My mom is stronger than most people I’ve ever known. I knew that I’d ultimately be responsible for clearing everything out of her condo. The one thing I did not anticipate was that my mom would be a part of the process. The up side was that somehow, at 94, mere months after a stroke and a heart attack (oh, and a year after knee-replacement surgery), she is still sharp as a tack and was mobile enough to help go through the old place and pick out what she wanted. This was a huge help and reduced the number of decisions I had to make. 

Mom did not make this move by choice, and I hated having to be a part of the process that imposed it on her.
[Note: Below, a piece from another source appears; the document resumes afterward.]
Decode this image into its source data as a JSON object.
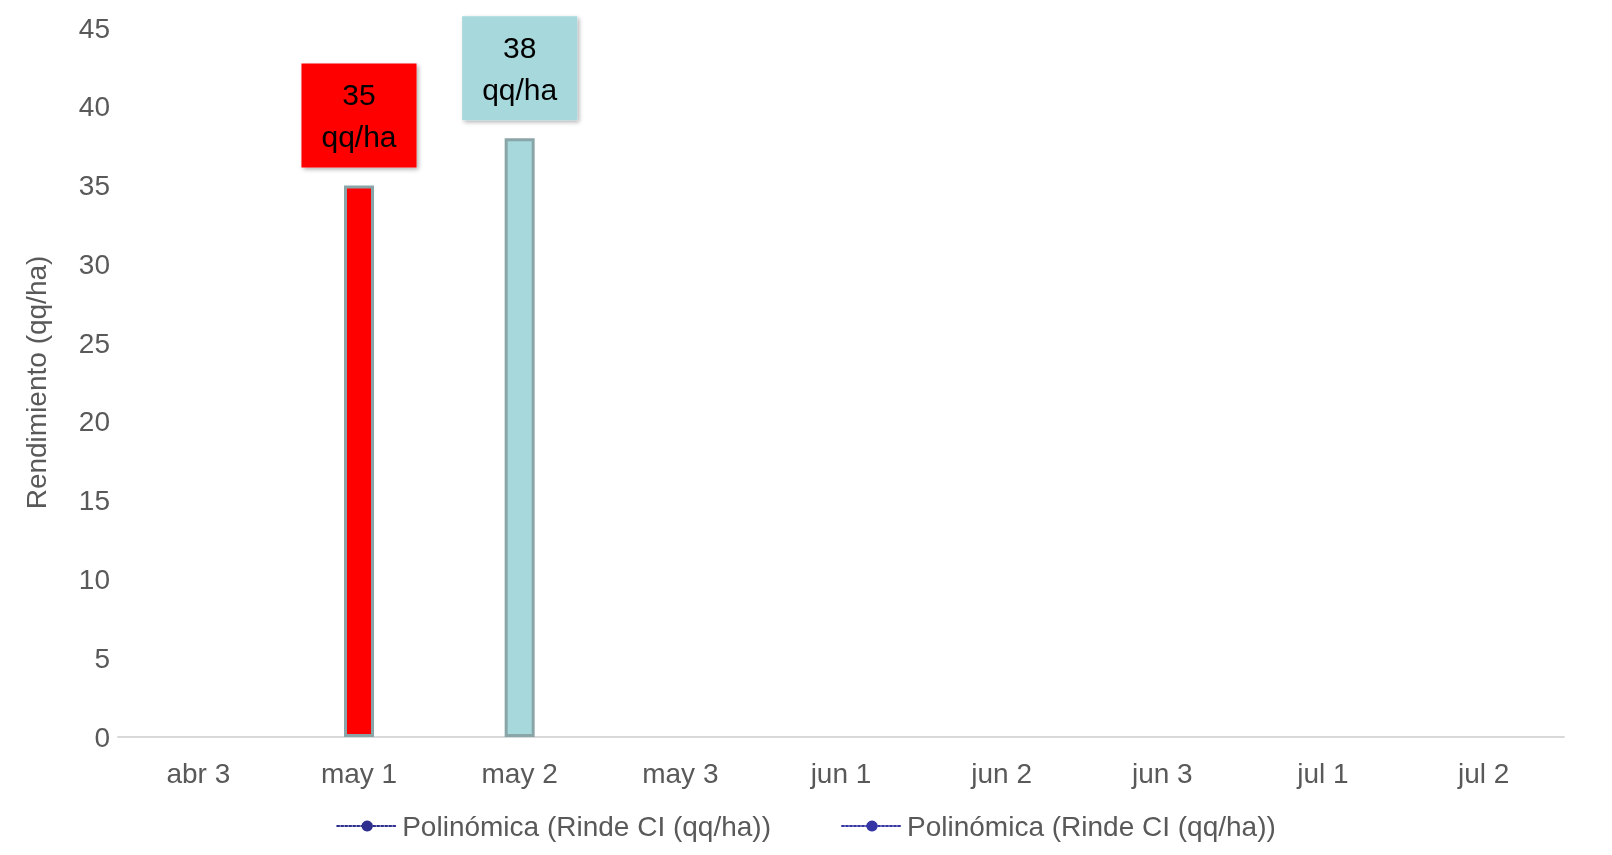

As much as I tried to leave the door open for her to make other choices, I think she knew from the beginning that this was a good move, and has done an amazing job of acclimating to less space, less privacy, and living her life according to the facility’s schedule—not to mention recovering from a health crisis that would have taken most people out. 

I know that there will be a part 2 to this story, and I’m just too much in denial to even think about that now. Mom’s on notice that she needs to keep enjoying her new, safer, and in many ways better life for a long, long time. Meanwhile, I am grateful beyond belief for having been able to help, and for the chance we had to bond over a very challenging transition.